[Bitcoin-development] deterministic transaction expiration

Matt Whitlock bip at mattwhitlock.name
Fri Aug 1 01:38:56 UTC 2014


It would make more sense to introduce a new script opcode that pushes the current block height onto the operand stack. Then you could implement arbitrary logic about which blocks the transaction can be valid in. This would require that the client revalidate all transactions in its mempool (really, only those making use of this opcode) whenever the chain tip changes.
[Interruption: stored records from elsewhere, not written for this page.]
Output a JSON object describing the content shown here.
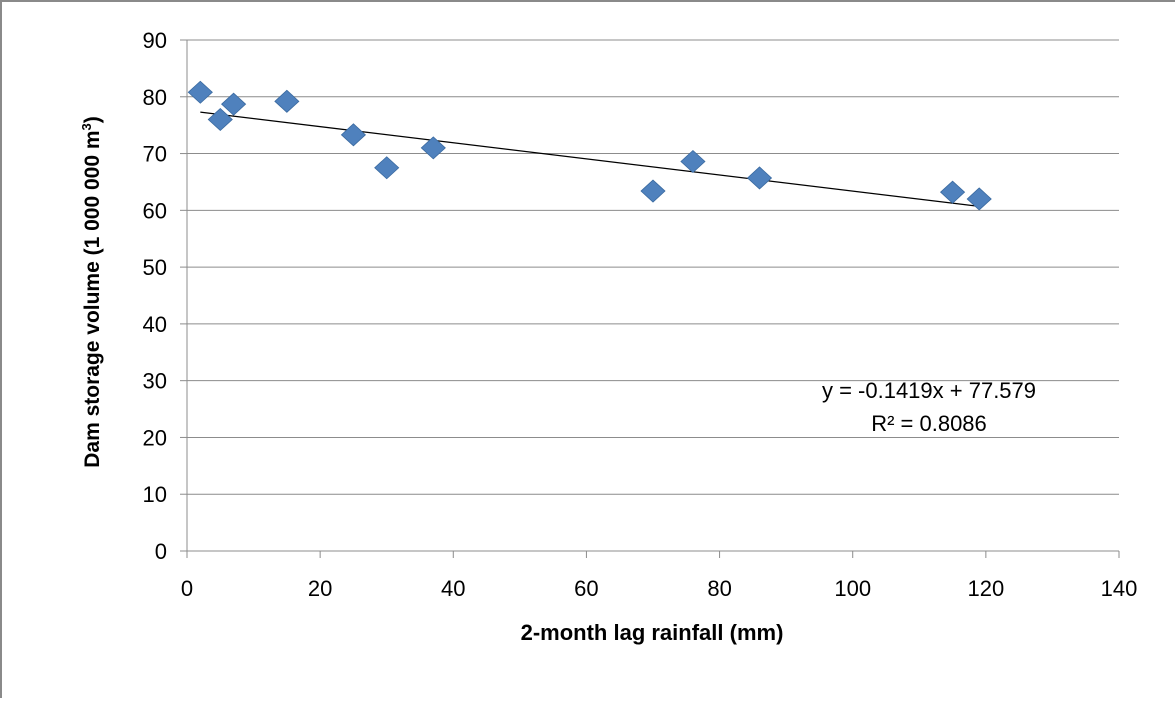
{
  "chart_data": {
    "type": "scatter",
    "xlabel": "2-month lag rainfall (mm)",
    "ylabel_main": "Dam storage volume (1 000 000 m",
    "ylabel_sup": "3",
    "ylabel_end": ")",
    "xlim": [
      0,
      140
    ],
    "ylim": [
      0,
      90
    ],
    "xticks": [
      0,
      20,
      40,
      60,
      80,
      100,
      120,
      140
    ],
    "yticks": [
      0,
      10,
      20,
      30,
      40,
      50,
      60,
      70,
      80,
      90
    ],
    "grid": "horizontal",
    "marker": "diamond",
    "marker_color": "#4f81bd",
    "trendline_color": "#000000",
    "points": [
      {
        "x": 2,
        "y": 80.8
      },
      {
        "x": 5,
        "y": 76
      },
      {
        "x": 7,
        "y": 78.7
      },
      {
        "x": 15,
        "y": 79.2
      },
      {
        "x": 25,
        "y": 73.3
      },
      {
        "x": 30,
        "y": 67.5
      },
      {
        "x": 37,
        "y": 71
      },
      {
        "x": 70,
        "y": 63.4
      },
      {
        "x": 76,
        "y": 68.6
      },
      {
        "x": 86,
        "y": 65.7
      },
      {
        "x": 115,
        "y": 63.2
      },
      {
        "x": 119,
        "y": 62
      }
    ],
    "trendline": {
      "slope": -0.1419,
      "intercept": 77.579,
      "x_start": 2,
      "x_end": 119
    },
    "equation": "y = -0.1419x + 77.579",
    "r_squared": "R² = 0.8086"
  }
}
On Thursday, 31 July 2014, at 5:58 pm, Kaz Wesley wrote:
> There is currently little in place for managing transaction lifetime
> in the network's mempools (see discussion in github in #3722 "mempool
> transaction expiration", and it seems to be a major factor blocking
> some mempool exchange, see #1833/1918, #3721). Expiry per-node a
> certain amount of wall time after receipt has been proposed, but
> that's a fragile mechanism -- a single node could keep all relayable
> transactions alive forever by remembering transactions until most
> nodes have dropped them and then releasing them back into the wild.
> 
> I have a proposal for a way to add finite and predictable lifespans to
> transactions in mempools: we d̶e̶s̶t̶r̶o̶y̶ ̶t̶h̶e̶
> ̶r̶e̶s̶u̶r̶r̶e̶c̶t̶i̶o̶n̶ ̶h̶u̶b̶ use nLockTime and a new standardness
> rule. It could be done in stages, would not necessarily require even a
> soft fork, and does not cause problems with reorgs like the proposal
> in #3509:
> 1. start setting nLockTime to the current height by default in newly
> created transactions (or slightly below the current height, for
> reorg-friendliness)
> 2. once users have had some time to upgrade to clients that set
> nLockTime, start discouraging transactions without nLockTime --
> possibly with a slightly higher fee required for relay
> 3. start rate-limiting relay of transactions without an nLockTime
> (maybe this alone could be used to achieve [2])
> 4. add a new IsStandard rule rejecting transactions with an nLockTime
> more than N blocks behind the current tip (for some fixed value N, to
> be determined)
> 
> Transactions would stop being relayed and drop out of mempools a fixed
> number of blocks from their creation; once that window had passed, the
> sender's wallet could begin to expect the transaction would not be
> confirmed. In case a reorg displaces a transaction until after its
> expiry height, a miner can still put it back in the blockchain; the
> expiry height is just a relay rule. Also, a user who needed to get
> their original "expired" transaction confirmed could still do so by
> submitting it directly to a miner with suitable policies.